Second, reconcile what you found in steps 3 and 4 with Netflix’s relationship with WWE. Use the data from the following page to help make your case: https://wrestlenomics.com/tv-ratings/
Starting in January of 2025, the WWE and Netflix entered into a parentership that gives Netflix exclusive streaming rights to WWE’s Monday Night Raw. Raw is one of WWE’s premier events, along with Smackdown, and this shift to Netflix marks a new era in the history of WWE. The last episode before the move to Netflix brought in 1.5M+ viewers, while the first Netflix stream brought in 4.9M+ viewers. By putting Raw on Netflix, international viewers are offered an easy way to replay the event, even if they can not watch it live. As shown in steps 3 and 4, some of the highest level of wrestling talent comes from Japan, with many of the top events coming from New Japan Pro Wrestling. If the WWE can put out a product with a similar level of enjoyment for the fans, they can expect their viewership to grow internationally. If growth continues to happen, the WWE can consider expanding their partnership with Netflix, bringing their other premier events to the streaming platform.

Third, do you have any further recommendations for WWE?
Moving forward, it is apparent to me that the WWE should have two objectives: expanding their viewership through the Netflix partnership and advancing into the international space.
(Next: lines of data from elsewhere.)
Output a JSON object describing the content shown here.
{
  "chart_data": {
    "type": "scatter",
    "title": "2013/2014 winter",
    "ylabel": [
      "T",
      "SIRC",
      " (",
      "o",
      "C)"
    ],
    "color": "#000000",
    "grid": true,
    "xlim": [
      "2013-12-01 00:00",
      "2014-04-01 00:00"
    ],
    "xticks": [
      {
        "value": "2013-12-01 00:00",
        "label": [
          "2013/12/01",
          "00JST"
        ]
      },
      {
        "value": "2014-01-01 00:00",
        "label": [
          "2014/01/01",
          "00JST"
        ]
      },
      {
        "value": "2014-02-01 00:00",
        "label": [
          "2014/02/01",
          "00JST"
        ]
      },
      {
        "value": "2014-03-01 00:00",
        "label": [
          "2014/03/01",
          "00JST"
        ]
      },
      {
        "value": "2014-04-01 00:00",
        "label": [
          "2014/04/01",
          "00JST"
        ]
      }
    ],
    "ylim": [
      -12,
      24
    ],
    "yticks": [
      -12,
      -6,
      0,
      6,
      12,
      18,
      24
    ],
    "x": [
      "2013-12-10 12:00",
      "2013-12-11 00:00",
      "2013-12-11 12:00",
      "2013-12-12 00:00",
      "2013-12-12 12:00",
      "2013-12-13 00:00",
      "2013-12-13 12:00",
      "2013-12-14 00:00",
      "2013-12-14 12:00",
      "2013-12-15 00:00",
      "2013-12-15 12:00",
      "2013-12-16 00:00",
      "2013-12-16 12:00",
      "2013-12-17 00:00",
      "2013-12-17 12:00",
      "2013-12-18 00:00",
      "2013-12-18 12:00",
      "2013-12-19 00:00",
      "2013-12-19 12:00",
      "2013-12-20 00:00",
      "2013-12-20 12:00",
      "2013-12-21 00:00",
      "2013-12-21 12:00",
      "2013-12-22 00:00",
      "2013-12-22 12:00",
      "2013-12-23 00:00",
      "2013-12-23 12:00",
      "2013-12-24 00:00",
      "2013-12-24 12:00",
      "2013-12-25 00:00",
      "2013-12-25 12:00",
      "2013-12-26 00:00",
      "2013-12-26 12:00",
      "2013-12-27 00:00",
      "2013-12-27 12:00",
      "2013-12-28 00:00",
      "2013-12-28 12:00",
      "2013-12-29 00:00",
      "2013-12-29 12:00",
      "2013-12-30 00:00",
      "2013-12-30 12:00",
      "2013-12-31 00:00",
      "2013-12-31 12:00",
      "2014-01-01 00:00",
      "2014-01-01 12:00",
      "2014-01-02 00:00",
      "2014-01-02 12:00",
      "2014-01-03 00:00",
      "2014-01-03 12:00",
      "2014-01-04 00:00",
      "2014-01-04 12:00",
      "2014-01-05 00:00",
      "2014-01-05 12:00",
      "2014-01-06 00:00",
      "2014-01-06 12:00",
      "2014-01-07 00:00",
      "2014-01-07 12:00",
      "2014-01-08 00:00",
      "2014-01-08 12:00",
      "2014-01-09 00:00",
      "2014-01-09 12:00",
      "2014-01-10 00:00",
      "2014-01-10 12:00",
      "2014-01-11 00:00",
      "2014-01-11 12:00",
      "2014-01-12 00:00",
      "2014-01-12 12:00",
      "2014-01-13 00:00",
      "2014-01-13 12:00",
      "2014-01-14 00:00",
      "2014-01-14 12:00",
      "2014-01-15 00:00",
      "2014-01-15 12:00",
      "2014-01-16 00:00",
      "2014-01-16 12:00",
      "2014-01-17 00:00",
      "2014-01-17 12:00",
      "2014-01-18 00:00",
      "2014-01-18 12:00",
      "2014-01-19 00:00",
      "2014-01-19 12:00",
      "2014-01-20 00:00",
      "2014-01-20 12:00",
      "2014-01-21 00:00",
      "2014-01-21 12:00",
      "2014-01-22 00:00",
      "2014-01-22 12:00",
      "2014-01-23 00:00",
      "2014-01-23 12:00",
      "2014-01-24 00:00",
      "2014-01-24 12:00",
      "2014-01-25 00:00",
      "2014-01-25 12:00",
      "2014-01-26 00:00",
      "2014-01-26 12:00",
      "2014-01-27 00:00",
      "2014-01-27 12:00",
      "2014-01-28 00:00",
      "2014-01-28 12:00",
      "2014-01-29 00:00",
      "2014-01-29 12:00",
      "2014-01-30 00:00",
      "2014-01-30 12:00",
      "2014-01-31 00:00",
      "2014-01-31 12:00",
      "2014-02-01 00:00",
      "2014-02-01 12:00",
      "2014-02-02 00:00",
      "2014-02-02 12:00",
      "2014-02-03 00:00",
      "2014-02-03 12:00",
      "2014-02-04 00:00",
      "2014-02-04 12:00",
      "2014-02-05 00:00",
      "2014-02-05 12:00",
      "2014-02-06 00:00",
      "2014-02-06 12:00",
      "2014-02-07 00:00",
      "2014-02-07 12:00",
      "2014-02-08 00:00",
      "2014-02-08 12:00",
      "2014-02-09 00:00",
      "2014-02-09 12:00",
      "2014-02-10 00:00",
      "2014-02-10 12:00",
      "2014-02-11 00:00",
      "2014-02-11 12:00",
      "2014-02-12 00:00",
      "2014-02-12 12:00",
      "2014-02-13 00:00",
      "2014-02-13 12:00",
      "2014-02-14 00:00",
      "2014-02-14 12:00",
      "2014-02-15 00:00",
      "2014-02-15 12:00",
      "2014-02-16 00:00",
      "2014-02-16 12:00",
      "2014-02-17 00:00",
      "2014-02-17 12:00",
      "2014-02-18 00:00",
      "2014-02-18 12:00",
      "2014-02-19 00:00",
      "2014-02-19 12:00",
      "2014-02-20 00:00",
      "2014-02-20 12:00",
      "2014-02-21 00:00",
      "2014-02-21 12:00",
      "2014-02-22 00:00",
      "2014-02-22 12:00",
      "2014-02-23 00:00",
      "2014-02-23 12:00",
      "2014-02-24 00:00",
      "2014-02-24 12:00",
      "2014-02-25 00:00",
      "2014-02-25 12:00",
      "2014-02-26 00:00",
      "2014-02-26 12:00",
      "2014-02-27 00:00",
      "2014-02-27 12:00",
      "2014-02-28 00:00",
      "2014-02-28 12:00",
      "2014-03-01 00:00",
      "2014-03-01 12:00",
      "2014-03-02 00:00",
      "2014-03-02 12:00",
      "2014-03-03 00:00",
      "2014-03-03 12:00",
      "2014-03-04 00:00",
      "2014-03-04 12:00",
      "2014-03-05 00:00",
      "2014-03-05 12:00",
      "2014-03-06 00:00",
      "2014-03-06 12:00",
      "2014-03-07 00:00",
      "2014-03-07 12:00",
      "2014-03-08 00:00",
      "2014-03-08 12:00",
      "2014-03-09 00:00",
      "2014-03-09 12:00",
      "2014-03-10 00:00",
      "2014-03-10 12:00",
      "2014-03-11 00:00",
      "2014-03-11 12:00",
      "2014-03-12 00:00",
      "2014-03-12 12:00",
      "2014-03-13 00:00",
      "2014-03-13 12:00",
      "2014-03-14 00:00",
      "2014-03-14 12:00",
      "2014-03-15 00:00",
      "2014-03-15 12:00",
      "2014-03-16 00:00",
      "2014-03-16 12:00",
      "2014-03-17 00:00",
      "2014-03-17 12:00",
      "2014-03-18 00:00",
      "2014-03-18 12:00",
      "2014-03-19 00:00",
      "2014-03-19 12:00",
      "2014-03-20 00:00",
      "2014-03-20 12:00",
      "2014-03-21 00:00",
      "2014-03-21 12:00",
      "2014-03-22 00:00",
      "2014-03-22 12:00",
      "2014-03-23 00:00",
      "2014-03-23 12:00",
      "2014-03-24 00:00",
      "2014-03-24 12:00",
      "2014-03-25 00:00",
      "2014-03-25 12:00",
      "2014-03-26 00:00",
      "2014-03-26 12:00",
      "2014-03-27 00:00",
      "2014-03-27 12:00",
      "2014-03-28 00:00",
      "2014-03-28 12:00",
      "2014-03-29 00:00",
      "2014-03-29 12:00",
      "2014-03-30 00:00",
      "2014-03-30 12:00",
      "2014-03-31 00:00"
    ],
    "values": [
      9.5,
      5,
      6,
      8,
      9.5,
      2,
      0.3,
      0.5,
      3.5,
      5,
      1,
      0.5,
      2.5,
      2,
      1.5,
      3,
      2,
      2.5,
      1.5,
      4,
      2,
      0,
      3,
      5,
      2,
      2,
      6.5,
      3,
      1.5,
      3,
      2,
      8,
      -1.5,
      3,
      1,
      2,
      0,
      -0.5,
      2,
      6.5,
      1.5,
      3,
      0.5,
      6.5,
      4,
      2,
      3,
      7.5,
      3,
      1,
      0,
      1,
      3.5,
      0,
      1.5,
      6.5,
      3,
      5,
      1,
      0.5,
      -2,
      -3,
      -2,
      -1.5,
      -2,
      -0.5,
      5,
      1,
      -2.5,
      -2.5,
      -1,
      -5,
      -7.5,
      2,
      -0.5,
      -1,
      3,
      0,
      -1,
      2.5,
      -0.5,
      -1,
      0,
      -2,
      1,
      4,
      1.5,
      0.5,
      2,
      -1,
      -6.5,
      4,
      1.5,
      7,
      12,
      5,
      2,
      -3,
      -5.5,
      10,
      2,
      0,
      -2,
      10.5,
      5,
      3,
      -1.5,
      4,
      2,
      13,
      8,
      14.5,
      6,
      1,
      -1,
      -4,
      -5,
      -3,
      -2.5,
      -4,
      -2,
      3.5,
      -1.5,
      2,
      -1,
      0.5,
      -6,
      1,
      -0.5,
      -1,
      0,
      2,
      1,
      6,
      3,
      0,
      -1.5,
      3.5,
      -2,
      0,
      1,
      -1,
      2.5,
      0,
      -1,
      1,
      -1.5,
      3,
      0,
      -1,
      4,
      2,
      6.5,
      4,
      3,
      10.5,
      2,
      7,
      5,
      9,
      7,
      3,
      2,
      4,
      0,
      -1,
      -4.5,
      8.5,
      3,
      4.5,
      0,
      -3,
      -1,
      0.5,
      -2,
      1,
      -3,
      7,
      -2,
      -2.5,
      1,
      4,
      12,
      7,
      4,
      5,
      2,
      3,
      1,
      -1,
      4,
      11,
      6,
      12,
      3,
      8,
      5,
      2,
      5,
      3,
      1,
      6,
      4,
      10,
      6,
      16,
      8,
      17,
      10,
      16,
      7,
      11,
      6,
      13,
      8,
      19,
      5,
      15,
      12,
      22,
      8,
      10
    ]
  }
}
In some other sports there has been success around having events where countries are pitted against each other. I think that if TKO does not see an acquisition of New Japan Pro Wrestling as a feasible option, they should consider a massive crossover event. This event could be held in Japan and feature the top wrestlers from the WWE and New Japan Pro Wrestling. This event would be a great way to introduce the WWE to the Japanese market and could be a great way to expand their international presence. By having this event on Netflix, the WWE can hit on both of these objectives.